C’est la plateforme « Paradis fiscaux et judiciaires », réunissant plusieurs associations de lutte contre l’évasion fiscale, qui met cette fois les pieds dans le plat, au terme d’une enquête selon laquelle un tiers des filiales à l’étranger des cinq plus grandes banques françaises sont installées dans les paradis fiscaux.
Quelques chiffres : 31% pour BNP-Paribas, 54% pour le Crédit mutuel… Les trois autres étant le groupe BPCE, la Société générale et le Crédit agricole. Au total, 26% – plus d’un quart ! – du chiffre d’affaires international de ces banques serait réalisé dans ces lieux qui nourrissent les fantasmes économiques de leurs clients ordinaires.
Des paradis fiscaux, pour quoi y faire ?
Une fois encore, point n’est besoin de courir bien loin. D’après les rédacteurs de l’étude, le Luxembourg est le pays le plus prisé des ces opérateurs financiers ; avant la Belgique, les Pays-Bas, l’Irlande et la Suisse.
Ils affirment d’ailleurs que le choix de ces pays pour y ouvrir des filiales n’a que peu à voir avec une activité, réelle ou fictive, mais dépend essentiellement de l’occasion d’y acquérir une adresse fiscale. « (…) le recours aux paradis fiscaux, loin d’être anecdotique, est au cœur du fonctionnement des banques ayant des stratégies internationales », écrit ainsi Grégoire Niaudet, du Secours catholique-Caritas France, dans un communiqué.
On doute effectivement que les 549.680 habitants du Luxembourg donnent beaucoup de travail aux employés des 118 filiales de banques françaises qui y sont domiciliées – sur 578, au total, dans les paradis fiscaux.

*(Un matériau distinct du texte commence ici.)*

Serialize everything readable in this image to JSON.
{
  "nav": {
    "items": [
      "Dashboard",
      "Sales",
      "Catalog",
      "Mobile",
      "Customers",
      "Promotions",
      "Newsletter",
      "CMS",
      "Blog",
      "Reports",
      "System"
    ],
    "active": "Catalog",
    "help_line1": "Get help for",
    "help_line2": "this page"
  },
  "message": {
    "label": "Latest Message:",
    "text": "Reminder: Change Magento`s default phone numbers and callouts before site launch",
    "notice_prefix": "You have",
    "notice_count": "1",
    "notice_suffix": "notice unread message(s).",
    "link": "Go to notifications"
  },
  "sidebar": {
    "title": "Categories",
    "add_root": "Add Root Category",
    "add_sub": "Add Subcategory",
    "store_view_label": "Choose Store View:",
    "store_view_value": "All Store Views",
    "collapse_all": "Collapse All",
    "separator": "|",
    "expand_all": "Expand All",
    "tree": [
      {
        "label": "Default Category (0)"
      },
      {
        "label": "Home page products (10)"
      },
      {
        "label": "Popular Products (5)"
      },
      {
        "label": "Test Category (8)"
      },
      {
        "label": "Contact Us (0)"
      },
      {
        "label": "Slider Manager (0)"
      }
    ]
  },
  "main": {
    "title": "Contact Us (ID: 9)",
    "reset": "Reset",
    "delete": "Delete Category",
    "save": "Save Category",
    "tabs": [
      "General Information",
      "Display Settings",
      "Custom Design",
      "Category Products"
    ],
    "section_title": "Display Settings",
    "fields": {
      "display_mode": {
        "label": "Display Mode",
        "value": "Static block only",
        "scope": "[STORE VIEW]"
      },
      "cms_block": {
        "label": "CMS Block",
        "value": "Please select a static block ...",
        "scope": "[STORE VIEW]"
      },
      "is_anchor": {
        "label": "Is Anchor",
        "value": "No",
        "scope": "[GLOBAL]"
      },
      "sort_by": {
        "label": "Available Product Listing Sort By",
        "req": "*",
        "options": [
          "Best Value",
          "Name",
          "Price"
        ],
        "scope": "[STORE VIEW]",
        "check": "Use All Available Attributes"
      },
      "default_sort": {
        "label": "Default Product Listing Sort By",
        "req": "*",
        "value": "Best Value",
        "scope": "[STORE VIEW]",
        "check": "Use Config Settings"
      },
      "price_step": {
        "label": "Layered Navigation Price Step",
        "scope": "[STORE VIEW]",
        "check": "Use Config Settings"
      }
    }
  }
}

Lucie Watrinet, du CCFD-Terre solidaire, pose la question plus précisément encore à propos des fameuses îles Caïmans : « Comment expliquer que les cinq banques détiennent dans les îles Caïmans plus d’une quinzaine de filiales pour lesquelles n’est déclaré aucun employé et qui réaliseraient un produit net quasi inexistant ? »
Les banques françaises y croient, et ça leur rapporte
La situation est globalement juteuse cependant, puisque les 43.312 personnes répertoriées comme travaillant dans ces filiales généreraient 13,679 milliards d’euros. Juteuse, mais apparemment inexpliquée…
Désormais certes, et plus précisément depuis cette année, la loi bancaire oblige les établissements bancaires à rendre publics activités et niveau d’imposition dans les paradis fiscaux. Selon les chiffres du réseau Tax Justice Network, soixante pays sont actuellement considérés comme tels.
Néanmoins, il faudra, on s’en doute, bien du temps, avant que les choses évoluent. Surtout lorsque certains affirment, comme l’a fait, en réaction au dit rapport, la Société générale, que « selon la liste du Trésor français, elle n’avait aucune filiale dans un paradis fiscal et respectait complètement la législation en vigueur »…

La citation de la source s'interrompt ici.